Some people think that it would be nice if QuickBooks had a switch that would prevent you from having a negative quantity on hand. That hasn’t happened yet – and I’m not really convinced that this would be a universally acceptable answer.

How can you avoid this from being a problem? Just don’t sell things before you receive them. Easier said than done, in some situations. To start, make sure that this inventory preference is turned on, so you at least get a warning if you sell something you don’t have.

QuickBooks inventory preference

If you absolutely have a situation where you must sell something before it is received/billed, consider using one of the non-posting transactions to generate your documents for the customer. Create an estimate, sales order, or pending invoice for example. These won’t post to your financial statements, and you can turn them into a posting invoice at a later date. This works in some situations, but not others.

Another option that I’ll mention is the Enhanced Inventory Receiving function found in QuickBooks Enterprise (V12 and later). Normally, a receipt/bill is a single transaction with a single date. This can be the cause of many date-related inventory issues where you receive an item but then get billed for it at a later date. Enhanced Inventory Receiving (EIR) changes this by splitting these into two transactions – a receipt and a bill. Sounds good! However, I’m not really a fan of this feature. There are problems with it, and a big issue I have is that once you turn this on you cannot turn it off. There are several articles in this blog that talk about some of the issues.

Other than that, all that is left is to change transaction dates so that you avoid having the negative quantity. You can move the invoice date up to the date of the receipt – but that can mess up your receivables aging. You can adjust the receipt/bill date back to the date of the invoice, but that creates problems for your payables due dates.
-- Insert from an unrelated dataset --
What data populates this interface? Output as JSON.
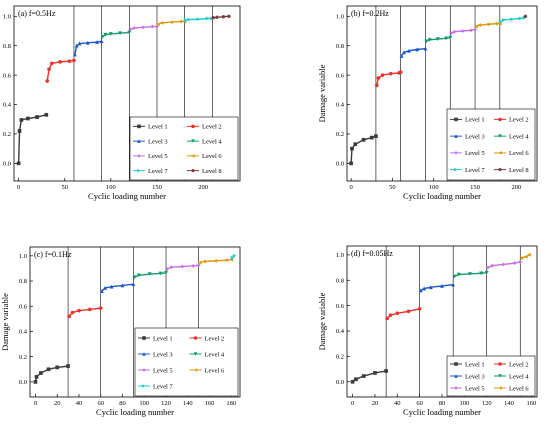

If you are a manufacturer and you are building assembly items, moving the date of the receipt around can cause problems if you are using that part in an assembly build – since BUILDS cannot be done with negative inventory you may find that your assembly builds are turned into “pending” builds if you adjust receipt dates (and that is NOT good).

As you could see with my simple example above, QuickBooks will try to make an adjustment to correctly post the COGS values when you bring the negative balance back to a positive value. For simple situations, this works. You still have issues if someone is trying to audit your books, or explain why you have some odd COGS values showing in detail reports, but for many small businesses this is not an issue. The big concerns that I have, and the reason why I always try to “stamp out” negative inventory QOH, are:

  • Businesses that never bring the balances back to zero or positive – so that COGS calculations are never accurate.
  • Businesses that have turned on inventory control, but never do receipts (they should be moved to non-inventory parts).
  • Intuit’s statement about corrupted data files and inaccurate reports – I don’t know how bad the situation has to be before we see those kinds of problems, but that is very scary!